The recovery of 800 documents in the 11 caves on the northwest shores of the Dead Sea is one of the most sensational archeological discoveries to date. These three volumes, the very best of critical scholarship, demonstrate in detail how the scrolls have revolutionized our knowledge of the text of the Bible, the character of Second Temple Judaism, and the Jewish beginnings of Christianity. In addition to unearthing historical and theological background to the Bible, the Dead Sea Scrolls are the most important discovery for studying the textual history of the Old Testament.
With the Logos edition of this invaluable collection, researching the archaeological discoveries of the Dead Sea is easier and more efficient than ever. Scripture and ancient-text citations link to other resources in your library for one-click navigation. Fully searchable and integrated into the Logos software, these volumes yield a wealth of information on the Dead Sea Scrolls and their importance for biblical studies.
The three-volume edition Bible and the Dead Sea Scrolls will become a milestone for Old and New Testament research. The authors are leading scholars in this field and no other publication has collected so many interesting contributions about the largest finding of biblical and Jewish texts in the last century.
—Martin Hengel, former professor emeritus of New Testament and early Judaism, University of Tubingen
These three volumes containing fresh and updated research on the Dead Sea Scrolls, the Bible, the Qumran community, and early Christianity, written by renown scholars from the U.S., Canada, Europe, and Israel, and edited by one of the world’s leading scholars, promise to be a major and definitive contribution to scholarship.
—Adolfo Roitman, curator of the Dead Sea Scrolls, The Israel Museum, Jerusalem
James H. Charlesworth has assembled a stellar gathering of Dead Sea Scrolls scholars in these rich volumes. They will make a lasting and profoundly significant contribution to the understanding of the greatest archeological find of modern times and the light it throws on the Bible.
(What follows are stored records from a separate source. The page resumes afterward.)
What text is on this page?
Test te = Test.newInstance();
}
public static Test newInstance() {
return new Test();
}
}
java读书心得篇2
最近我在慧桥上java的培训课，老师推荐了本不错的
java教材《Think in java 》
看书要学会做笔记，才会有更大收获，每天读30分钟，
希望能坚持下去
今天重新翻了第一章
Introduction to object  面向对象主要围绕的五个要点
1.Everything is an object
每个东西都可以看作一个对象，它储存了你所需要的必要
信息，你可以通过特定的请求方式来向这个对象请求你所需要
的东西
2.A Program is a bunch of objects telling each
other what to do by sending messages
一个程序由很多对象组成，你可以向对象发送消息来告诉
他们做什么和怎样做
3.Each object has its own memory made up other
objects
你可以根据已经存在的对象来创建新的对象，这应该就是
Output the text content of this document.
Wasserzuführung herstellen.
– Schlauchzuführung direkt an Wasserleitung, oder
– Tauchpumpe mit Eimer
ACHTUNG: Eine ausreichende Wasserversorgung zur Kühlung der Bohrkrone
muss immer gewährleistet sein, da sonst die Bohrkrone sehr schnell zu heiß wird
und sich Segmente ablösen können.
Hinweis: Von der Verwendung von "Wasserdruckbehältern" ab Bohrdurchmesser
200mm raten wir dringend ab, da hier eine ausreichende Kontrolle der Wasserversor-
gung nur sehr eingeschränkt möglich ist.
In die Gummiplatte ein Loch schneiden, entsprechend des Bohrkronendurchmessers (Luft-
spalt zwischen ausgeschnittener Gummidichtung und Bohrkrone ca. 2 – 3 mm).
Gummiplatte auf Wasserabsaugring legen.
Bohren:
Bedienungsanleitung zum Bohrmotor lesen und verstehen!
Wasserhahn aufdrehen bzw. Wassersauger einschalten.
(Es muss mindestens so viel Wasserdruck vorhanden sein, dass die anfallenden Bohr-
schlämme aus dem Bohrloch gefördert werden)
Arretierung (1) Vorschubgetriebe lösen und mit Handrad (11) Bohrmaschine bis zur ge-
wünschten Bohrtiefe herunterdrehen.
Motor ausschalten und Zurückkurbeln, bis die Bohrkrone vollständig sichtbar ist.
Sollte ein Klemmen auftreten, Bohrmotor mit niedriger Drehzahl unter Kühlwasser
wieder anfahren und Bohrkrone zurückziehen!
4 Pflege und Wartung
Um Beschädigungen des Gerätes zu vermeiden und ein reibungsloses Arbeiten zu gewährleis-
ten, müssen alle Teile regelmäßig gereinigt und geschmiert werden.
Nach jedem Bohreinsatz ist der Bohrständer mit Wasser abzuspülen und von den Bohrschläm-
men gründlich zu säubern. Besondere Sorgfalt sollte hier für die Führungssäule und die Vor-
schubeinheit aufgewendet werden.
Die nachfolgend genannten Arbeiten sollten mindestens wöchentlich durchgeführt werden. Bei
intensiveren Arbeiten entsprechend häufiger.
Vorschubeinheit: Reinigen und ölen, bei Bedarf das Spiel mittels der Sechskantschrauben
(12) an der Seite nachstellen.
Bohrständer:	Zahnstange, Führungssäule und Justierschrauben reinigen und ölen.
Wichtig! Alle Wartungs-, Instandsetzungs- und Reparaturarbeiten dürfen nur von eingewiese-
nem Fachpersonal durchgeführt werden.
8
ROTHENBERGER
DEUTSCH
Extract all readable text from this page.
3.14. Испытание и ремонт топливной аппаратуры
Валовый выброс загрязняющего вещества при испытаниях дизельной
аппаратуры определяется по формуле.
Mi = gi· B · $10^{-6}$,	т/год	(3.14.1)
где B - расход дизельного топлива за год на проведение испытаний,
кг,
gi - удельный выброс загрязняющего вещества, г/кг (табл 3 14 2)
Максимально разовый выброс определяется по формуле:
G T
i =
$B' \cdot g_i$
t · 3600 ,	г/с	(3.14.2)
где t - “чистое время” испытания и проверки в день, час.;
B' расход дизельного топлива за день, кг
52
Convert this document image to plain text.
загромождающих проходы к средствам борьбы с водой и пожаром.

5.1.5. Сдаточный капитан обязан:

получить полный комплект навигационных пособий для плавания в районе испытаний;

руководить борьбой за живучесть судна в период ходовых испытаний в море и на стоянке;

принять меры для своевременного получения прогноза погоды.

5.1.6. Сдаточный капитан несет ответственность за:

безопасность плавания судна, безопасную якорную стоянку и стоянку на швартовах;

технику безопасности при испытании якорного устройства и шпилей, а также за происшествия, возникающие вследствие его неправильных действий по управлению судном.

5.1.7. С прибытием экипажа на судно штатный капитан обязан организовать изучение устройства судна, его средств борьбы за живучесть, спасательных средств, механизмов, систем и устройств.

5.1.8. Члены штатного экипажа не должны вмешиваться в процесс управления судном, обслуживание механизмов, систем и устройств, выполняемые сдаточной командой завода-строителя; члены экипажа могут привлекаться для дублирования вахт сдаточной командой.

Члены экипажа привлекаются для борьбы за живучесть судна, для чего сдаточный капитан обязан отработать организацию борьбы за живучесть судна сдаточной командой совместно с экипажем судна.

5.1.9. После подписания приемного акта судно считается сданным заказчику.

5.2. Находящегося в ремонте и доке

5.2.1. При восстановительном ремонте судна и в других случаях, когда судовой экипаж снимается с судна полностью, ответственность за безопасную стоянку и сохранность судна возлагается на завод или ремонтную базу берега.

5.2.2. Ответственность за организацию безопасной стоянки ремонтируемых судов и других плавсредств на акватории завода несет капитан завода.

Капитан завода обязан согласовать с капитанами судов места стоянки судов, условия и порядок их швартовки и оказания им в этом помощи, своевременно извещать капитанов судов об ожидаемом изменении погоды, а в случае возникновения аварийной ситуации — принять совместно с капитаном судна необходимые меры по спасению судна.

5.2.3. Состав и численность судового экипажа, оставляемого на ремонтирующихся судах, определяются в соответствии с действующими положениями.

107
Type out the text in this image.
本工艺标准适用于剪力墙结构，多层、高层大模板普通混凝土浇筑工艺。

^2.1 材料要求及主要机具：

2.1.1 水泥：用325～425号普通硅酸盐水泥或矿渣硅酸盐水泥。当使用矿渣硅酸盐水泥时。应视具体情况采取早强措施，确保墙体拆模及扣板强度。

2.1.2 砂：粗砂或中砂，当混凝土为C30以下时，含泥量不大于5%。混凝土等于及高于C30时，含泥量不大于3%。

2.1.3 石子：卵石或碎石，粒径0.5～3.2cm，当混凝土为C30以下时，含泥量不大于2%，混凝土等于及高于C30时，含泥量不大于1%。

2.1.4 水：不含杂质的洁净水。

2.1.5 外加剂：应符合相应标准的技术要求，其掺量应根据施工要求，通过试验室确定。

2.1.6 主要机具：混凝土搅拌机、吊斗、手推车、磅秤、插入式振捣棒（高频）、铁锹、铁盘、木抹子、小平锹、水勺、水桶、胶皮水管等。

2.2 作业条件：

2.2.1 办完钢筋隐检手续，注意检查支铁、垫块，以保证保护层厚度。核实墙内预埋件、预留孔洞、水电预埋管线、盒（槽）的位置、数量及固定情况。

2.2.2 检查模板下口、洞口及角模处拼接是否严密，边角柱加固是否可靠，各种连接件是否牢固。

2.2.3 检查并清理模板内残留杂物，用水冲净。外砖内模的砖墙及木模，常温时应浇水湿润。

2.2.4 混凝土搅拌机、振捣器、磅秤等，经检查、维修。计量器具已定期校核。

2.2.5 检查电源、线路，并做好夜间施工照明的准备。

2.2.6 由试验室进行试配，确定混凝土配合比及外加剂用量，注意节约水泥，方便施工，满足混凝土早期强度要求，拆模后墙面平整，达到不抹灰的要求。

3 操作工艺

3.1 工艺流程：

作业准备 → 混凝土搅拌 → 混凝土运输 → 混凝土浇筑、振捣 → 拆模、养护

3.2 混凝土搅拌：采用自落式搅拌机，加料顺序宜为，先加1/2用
—Michael E. Stone, Gail Levin de Nur Professor of Comparative Religion and professor of Armenian studies, The Hebrew University of Jerusalem
James H. Charlesworth is the George L. Collord Professor of New Testament Language and Literature at Princeton Theological Seminary where he is also the editor and director of the Dead Sea Scrolls Project. His specialties are the Apocrypha and Pseudepigrapha of the Old and New Testaments, the Dead Sea Scrolls, Josephus, Jesus research, and the Gospel of John.